Würde mich echt interessieren, was ihr zu dem Thema denkt.


----------



## Hippo (19 Februar 2017)

a) keine Ahnung - das kann nur jemand sagen der Dein Schlaufon sieht
b) mehr durch die Wurstfinger der User auf minimalistischen Schaltflächen neben denen ein verseuchter Link liegt und die Naivität oft jeden Scheiß von dubiosen Seiten zu laden
c) ich nicht ...


----------



## Reducal (20 Februar 2017)

Noisette schrieb:


> Sind Android-Smartphones aufgrund des offenen BS nicht sowieso total anfällig für Viren?

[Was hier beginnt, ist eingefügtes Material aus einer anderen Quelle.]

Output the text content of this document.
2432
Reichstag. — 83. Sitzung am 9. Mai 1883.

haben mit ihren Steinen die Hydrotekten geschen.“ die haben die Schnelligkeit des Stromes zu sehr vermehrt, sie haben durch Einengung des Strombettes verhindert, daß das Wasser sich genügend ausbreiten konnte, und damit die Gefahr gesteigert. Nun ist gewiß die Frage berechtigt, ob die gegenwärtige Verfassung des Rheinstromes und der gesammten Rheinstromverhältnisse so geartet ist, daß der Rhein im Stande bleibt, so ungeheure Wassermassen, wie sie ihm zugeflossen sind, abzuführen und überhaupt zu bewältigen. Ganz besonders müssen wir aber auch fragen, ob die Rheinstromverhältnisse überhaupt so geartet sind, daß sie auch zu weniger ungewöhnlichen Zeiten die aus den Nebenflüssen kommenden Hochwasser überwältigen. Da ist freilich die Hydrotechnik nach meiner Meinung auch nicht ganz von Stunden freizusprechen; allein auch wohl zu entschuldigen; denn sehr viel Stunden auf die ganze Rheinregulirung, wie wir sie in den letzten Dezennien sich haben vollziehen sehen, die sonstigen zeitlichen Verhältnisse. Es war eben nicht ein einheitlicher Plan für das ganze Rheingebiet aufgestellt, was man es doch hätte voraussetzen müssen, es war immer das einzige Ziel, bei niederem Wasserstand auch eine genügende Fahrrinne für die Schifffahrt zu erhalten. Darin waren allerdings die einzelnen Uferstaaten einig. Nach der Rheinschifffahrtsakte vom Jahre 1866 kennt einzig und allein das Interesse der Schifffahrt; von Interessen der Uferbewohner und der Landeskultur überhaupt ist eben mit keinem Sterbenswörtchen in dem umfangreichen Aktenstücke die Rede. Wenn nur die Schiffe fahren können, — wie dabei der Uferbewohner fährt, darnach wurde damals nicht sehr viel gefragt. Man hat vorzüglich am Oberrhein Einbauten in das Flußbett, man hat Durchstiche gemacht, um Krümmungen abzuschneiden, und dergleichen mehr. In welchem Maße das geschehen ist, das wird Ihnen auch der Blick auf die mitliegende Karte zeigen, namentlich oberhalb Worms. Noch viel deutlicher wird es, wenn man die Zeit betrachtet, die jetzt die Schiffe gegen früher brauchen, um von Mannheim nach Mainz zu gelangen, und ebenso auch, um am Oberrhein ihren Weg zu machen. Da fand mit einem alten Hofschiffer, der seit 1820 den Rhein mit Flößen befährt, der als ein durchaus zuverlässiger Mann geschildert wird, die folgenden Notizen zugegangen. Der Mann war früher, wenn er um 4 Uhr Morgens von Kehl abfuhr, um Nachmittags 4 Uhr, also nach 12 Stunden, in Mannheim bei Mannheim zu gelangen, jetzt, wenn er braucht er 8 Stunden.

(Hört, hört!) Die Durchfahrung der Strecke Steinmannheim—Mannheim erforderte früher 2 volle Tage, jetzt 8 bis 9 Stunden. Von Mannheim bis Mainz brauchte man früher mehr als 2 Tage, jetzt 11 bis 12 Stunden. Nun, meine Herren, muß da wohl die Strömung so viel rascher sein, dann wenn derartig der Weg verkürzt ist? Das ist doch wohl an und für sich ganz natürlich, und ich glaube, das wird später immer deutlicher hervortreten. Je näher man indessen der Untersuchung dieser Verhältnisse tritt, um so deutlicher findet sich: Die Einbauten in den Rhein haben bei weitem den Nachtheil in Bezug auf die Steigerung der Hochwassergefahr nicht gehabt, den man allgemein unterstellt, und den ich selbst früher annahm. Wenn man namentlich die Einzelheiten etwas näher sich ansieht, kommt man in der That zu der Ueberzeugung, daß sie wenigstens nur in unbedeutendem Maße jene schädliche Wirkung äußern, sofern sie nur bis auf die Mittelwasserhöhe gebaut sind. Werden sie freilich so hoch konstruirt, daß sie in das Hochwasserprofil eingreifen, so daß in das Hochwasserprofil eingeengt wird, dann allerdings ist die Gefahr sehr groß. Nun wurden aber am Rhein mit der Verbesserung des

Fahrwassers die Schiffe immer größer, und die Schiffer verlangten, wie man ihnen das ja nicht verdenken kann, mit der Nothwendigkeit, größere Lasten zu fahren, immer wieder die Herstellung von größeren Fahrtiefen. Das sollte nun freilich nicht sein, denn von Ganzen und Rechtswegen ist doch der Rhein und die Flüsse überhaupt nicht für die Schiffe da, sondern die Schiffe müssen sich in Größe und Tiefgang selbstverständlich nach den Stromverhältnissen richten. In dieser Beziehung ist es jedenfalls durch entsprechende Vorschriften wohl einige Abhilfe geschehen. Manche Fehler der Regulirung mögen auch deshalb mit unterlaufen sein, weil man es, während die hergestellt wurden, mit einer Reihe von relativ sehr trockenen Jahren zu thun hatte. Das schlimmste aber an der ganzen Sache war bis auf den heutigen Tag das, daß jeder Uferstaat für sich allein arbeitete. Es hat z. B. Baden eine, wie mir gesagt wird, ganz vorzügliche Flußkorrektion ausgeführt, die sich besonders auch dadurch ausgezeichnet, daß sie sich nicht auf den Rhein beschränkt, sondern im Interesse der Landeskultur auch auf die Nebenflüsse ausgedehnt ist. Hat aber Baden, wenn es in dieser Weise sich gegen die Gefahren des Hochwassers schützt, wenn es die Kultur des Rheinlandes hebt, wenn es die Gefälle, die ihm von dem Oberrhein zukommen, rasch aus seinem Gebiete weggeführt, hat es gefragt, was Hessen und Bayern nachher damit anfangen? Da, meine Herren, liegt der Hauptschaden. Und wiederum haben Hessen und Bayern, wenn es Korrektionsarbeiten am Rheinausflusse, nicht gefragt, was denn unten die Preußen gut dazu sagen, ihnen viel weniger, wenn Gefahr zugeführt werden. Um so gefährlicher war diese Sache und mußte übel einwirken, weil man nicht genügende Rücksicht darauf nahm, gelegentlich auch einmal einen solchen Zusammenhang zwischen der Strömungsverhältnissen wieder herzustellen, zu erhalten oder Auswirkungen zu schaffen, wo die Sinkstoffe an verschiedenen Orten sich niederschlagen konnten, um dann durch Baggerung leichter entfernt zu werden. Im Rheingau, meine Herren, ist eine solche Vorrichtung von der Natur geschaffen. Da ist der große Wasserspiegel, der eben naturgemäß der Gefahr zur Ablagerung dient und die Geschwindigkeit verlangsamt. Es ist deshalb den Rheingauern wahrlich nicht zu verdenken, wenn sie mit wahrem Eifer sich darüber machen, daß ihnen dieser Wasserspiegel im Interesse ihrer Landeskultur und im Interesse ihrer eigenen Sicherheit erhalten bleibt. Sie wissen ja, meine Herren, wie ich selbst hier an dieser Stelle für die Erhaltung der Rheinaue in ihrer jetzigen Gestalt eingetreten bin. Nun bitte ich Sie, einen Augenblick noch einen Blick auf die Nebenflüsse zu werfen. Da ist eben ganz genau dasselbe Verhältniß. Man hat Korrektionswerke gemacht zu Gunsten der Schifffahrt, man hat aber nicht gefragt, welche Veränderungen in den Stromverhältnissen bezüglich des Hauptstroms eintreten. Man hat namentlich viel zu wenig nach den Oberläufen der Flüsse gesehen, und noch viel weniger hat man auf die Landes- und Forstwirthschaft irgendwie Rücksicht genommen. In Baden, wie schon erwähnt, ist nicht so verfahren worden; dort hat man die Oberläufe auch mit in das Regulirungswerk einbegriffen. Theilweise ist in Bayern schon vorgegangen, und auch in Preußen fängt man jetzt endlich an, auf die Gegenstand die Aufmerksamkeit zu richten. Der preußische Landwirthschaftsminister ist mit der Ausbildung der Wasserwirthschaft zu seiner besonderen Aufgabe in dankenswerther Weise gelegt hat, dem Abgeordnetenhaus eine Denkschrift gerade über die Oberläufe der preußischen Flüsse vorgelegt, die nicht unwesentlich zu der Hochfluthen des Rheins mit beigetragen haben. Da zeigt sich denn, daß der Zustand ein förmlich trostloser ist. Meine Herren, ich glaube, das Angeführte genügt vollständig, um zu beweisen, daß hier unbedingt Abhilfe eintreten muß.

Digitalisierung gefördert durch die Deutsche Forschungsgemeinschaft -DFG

Das BS ist doch nicht "offen", das ist Google! Ich persönlich glaube, dass Antivirensysteme fürs Smartphones reichlich überbewertet werden. Zum einen sind das oft selbst Datenkraken und andererseits sind Funktionen, wie z. B. die Ortung/Sperrung des Gerätes bei Verlust, nicht zuverlässig. Google bringt meiner Meinung nach alle Eigenschaften der üblichen Antivirenprogramme bereits als Bordmittel mit und wenn man das Gerät mit einem Google-Account verbunden hat, eben auch diese Ortung/Sperrungssache.
Erschwerend empfinde ich die Tatsache, dass einige Antiviren-Apps die Berechtigung als Geräteadministrator beanspruchen und noch schlimmer, durch dauerhafte Aktivität das System übermäßig belasten und die Akkuleistungen ungünstig beeinflussen.


----------